皆さんにもおすすめしましたので、私もしっかり視聴しました。
このところの外に出ることができなかった反動で、頭の中が「台湾行きたい」になっている中での放送だったので、台湾の風景を満喫できて、大変に楽しむことができました。
一方、ドラマはたった3回では短すぎたのではないかと思いました。
原作の良さが十分に伝わっていないような気がして残念です。
ということで、放送終了直後から原作の「路」を再読しました。
大きな違いは、主人公「多田春香」のキャラクター設定なのです。ドラマ版の春香は、主演の波留さんの演技のためでもあるのですが、主体的に生き方を選ぶという感じではなく、状況に流されているように見えます。
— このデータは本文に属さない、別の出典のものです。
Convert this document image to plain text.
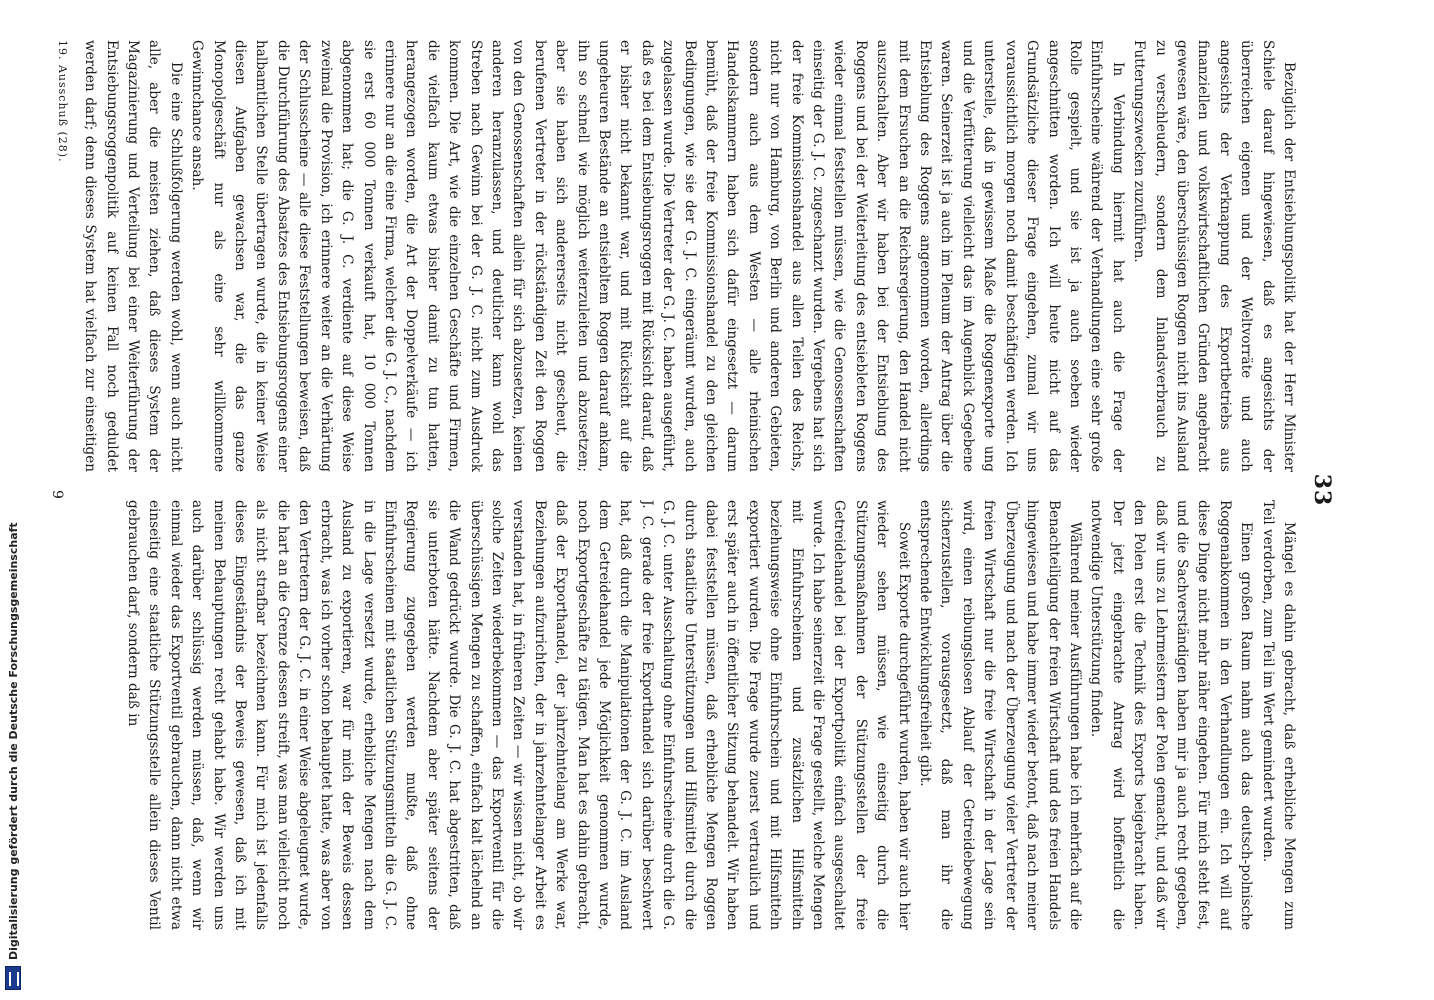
33

Bezüglich der Entsieblungspolitik hat der Herr Minister Schiele darauf hingewiesen, daß es angesichts der überreichen eigenen und der Weltvorräte und auch angesichts der Verknappung des Exportbetriebs aus finanziellen und volkswirtschaftlichen Gründen angebracht gewesen wäre, den überschüssigen Roggen nicht ins Ausland zu verschleudern, sondern dem Inlandsverbrauch zu Futterungszwecken zuzuführen.

In Verbindung hiermit hat auch die Frage der Einfuhrscheine während der Verhandlungen eine sehr große Rolle gespielt, und sie ist ja auch soeben wieder angeschnitten worden. Ich will heute nicht auf das Grundsätzliche dieser Frage eingehen, zumal wir uns voraussichtlich morgen noch damit beschäftigen werden. Ich unterstelle, daß in gewissem Maße die Roggenexporte ung und die Verfütterung vielleicht das im Augenblick Gegebene waren. Seinerzeit ist ja auch im Plenum der Antrag über die Entsieblung des Roggens angenommen worden, allerdings mit dem Ersuchen an die Reichsregierung, den Handel nicht auszuschalten. Aber wir haben bei der Entsieblung des Roggens und bei der Weiterleitung des entsiebleten Roggens wieder einmal feststellen müssen, wie die Genossenschaften einseitig der G. J. C. zugeschanzt wurden. Vergebens hat sich der freie Kommissionshandel aus allen Teilen des Reichs, nicht nur von Hamburg, von Berlin und anderen Gebieten, sondern auch aus dem Westen — alle rheinischen Handelskammern haben sich dafür eingesetzt — darum bemüht, daß der freie Kommissionshandel zu den gleichen Bedingungen, wie sie der G. J. C. eingeräumt wurden, auch zugelassen wurde. Die Vertreter der G. J. C. haben ausgeführt, daß es bei dem Entsiebungsroggen mit Rücksicht darauf, daß er bisher nicht bekannt war, und mit Rücksicht auf die ungeheuren Bestände an entsiebltem Roggen darauf ankam, ihn so schnell wie möglich weiterzuleiten und abzusetzen; aber sie haben sich andererseits nicht gescheut, die berufenen Vertreter in der rückständigen Zeit den Roggen von den Genossenschaften allein für sich abzusetzen, keinen anderen heranzulassen, und deutlicher kann wohl das Streben nach Gewinn bei der G. J. C. nicht zum Ausdruck kommen. Die Art, wie die einzelnen Geschäfte und Firmen, die vielfach kaum etwas bisher damit zu tun hatten, herangezogen worden, die Art der Doppelverkäufe — ich erinnere nur an die eine Firma, welcher die G. J. C., nachdem sie erst 60 000 Tonnen verkauft hat, 10 000 Tonnen abgenommen hat; die G. J. C. verdiente auf diese Weise zweimal die Provision, ich erinnere weiter an die Verhärtung der Schlusscheine — alle diese Feststellungen beweisen, daß die Durchführung des Absatzes des Entsiebungsroggens einer halbamtlichen Stelle übertragen wurde, die in keiner Weise diesen Aufgaben gewachsen war, die das ganze Monopolgeschäft nur als eine sehr willkommene Gewinnchance ansah.

Die eine Schlußfolgerung werden wohl, wenn auch nicht alle, aber die meisten ziehen, daß dieses System der Magazinierung und Verteilung bei einer Weiterführung der Entsiebungsroggenpolitik auf keinen Fall noch geduldet werden darf; denn dieses System hat vielfach zur einseitigen

Mängel es dahin gebracht, daß erhebliche Mengen zum Teil verdorben, zum Teil im Wert gemindert wurden.

Einen großen Raum nahm auch das deutsch-polnische Roggenabkommen in den Verhandlungen ein. Ich will auf diese Dinge nicht mehr näher eingehen. Für mich steht fest, und die Sachverständigen haben mir ja auch recht gegeben, daß wir uns zu Lehrmeistern der Polen gemacht, und daß wir den Polen erst die Technik des Exports beigebracht haben. Der jetzt eingebrachte Antrag wird hoffentlich die notwendige Unterstützung finden.

Während meiner Ausführungen habe ich mehrfach auf die Benachteiligung der freien Wirtschaft und des freien Handels hingewiesen und habe immer wieder betont, daß nach meiner Überzeugung und nach der Überzeugung vieler Vertreter der freien Wirtschaft nur die freie Wirtschaft in der Lage sein wird, einen reibungslosen Ablauf der Getreidebewegung sicherzustellen, vorausgesetzt, daß man ihr die entsprechende Entwicklungsfreiheit gibt.

Soweit Exporte durchgeführt wurden, haben wir auch hier wieder sehen müssen, wie einseitig durch die Stützungsmaßnahmen der Stützungsstellen der freie Getreidehandel bei der Exportpolitik einfach ausgeschaltet wurde. Ich habe seinerzeit die Frage gestellt, welche Mengen mit Einfuhrscheinen und zusätzlichen Hilfsmitteln beziehungsweise ohne Einfuhrschein und mit Hilfsmitteln exportiert wurden. Die Frage wurde zuerst vertraulich und erst später auch in öffentlicher Sitzung behandelt. Wir haben dabei feststellen müssen, daß erhebliche Mengen Roggen durch staatliche Unterstützungen und Hilfsmittel durch die G. J. C. unter Ausschaltung ohne Einfuhrscheine durch die G. J. C. gerade der freie Exporthandel sich darüber beschwert hat, daß durch die Manipulationen der G. J. C. im Ausland dem Getreidehandel jede Möglichkeit genommen wurde, noch Exportgeschäfte zu tätigen. Man hat es dahin gebracht, daß der Exporthandel, der jahrzehntelang am Werke war, Beziehungen aufzurichten, der in jahrzehntelanger Arbeit es verstanden hat, in früheren Zeiten — wir wissen nicht, ob wir solche Zeiten wiederbekommen — das Exportventil für die überschüssigen Mengen zu schaffen, einfach kalt lächelnd an die Wand gedrückt wurde. Die G. J. C. hat abgestritten, daß sie unterboten hätte. Nachdem aber später seitens der Regierung zugegeben werden mußte, daß ohne Einfuhrscheinen mit staatlichen Stützungsmitteln die G. J. C. in die Lage versetzt wurde, erhebliche Mengen nach dem Ausland zu exportieren, war für mich der Beweis dessen erbracht, was ich vorher schon behauptet hatte, was aber von den Vertretern der G. J. C. in einer Weise abgeleugnet wurde, die hart an die Grenze dessen streift, was man vielleicht noch als nicht strafbar bezeichnen kann. Für mich ist jedenfalls dieses Eingeständnis der Beweis gewesen, daß ich mit meinen Behauptungen recht gehabt habe. Wir werden uns auch darüber schlüssig werden müssen, daß, wenn wir einmal wieder das Exportventil gebrauchen, dann nicht etwa einseitig eine staatliche Stützungsstelle allein dieses Ventil gebrauchen darf, sondern daß in

19. Ausschuß (28).
9
Digitalisierung gefördert durch die Deutsche Forschungsgemeinschaft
そんな風なのに、なぜだか心ならずも3人の男性を惑わすという、なんだかすごく魔性の女の感じがしていました。
一方、小説の春香は結構はっちゃけた感じの女性で、仕事に関しても前向き、特に台湾料理をガツガツ食べる描写がたくさん出てきます。
恋愛事情でも、日本人の恋人、繁之は仕事のストレスで鬱病になってしまい、入退院を繰り返し、自分の方から別れを切り出します。
あと、王さんという台湾鉄道のエリート社員も出てきません。
ですから、春香の恋愛に関してはドラマの中心から外れています。
ドラマ版は、春香の揺れる女心を中心に据えてしまったので、原作とは違うニュアンンスに仕上がってしまったように思います。
では、原作のポイントはどこにあったのかというと、それはまさに「台湾新幹線」のあり方そのものでした。
それぞれ違う場所で生まれた人々が、台湾と日本という国境を超えて、繋がっていくという話だったのです。
エリックと春香、たった一度だけ出会っただけなのに、1995年の阪神淡路大震災や1999年の台中大地震の時にお互いを思いやったこと。
葉山さんと中野さんの運命を変えた終戦と台湾の戦後の歩み。
台湾新幹線が威志と美青の未来になったこと。
日本のやり方に固執していた安西がユキの存在によって生き方を変える姿。
日本の新幹線が台湾で走ることで起こった社会的な影響と、登場人物のそれぞれの人生が落ち着くべきところに収斂していく様を描くのがこの小説の主題だと言えます。
じゃあ、原作を読み返してドラマにがっかりしたかというと、全く違います。直後に読み直したおかげで、ドラマで見た配役や映像が原作を読む時に再現されて、原作通りのドラマが脳内で再現できるなど、ものすごく楽い得難い体験をしました。
そんな訳で、でれば原作を読んでいただいて、ついでに実際に台湾を体験してもらいたいと思っています。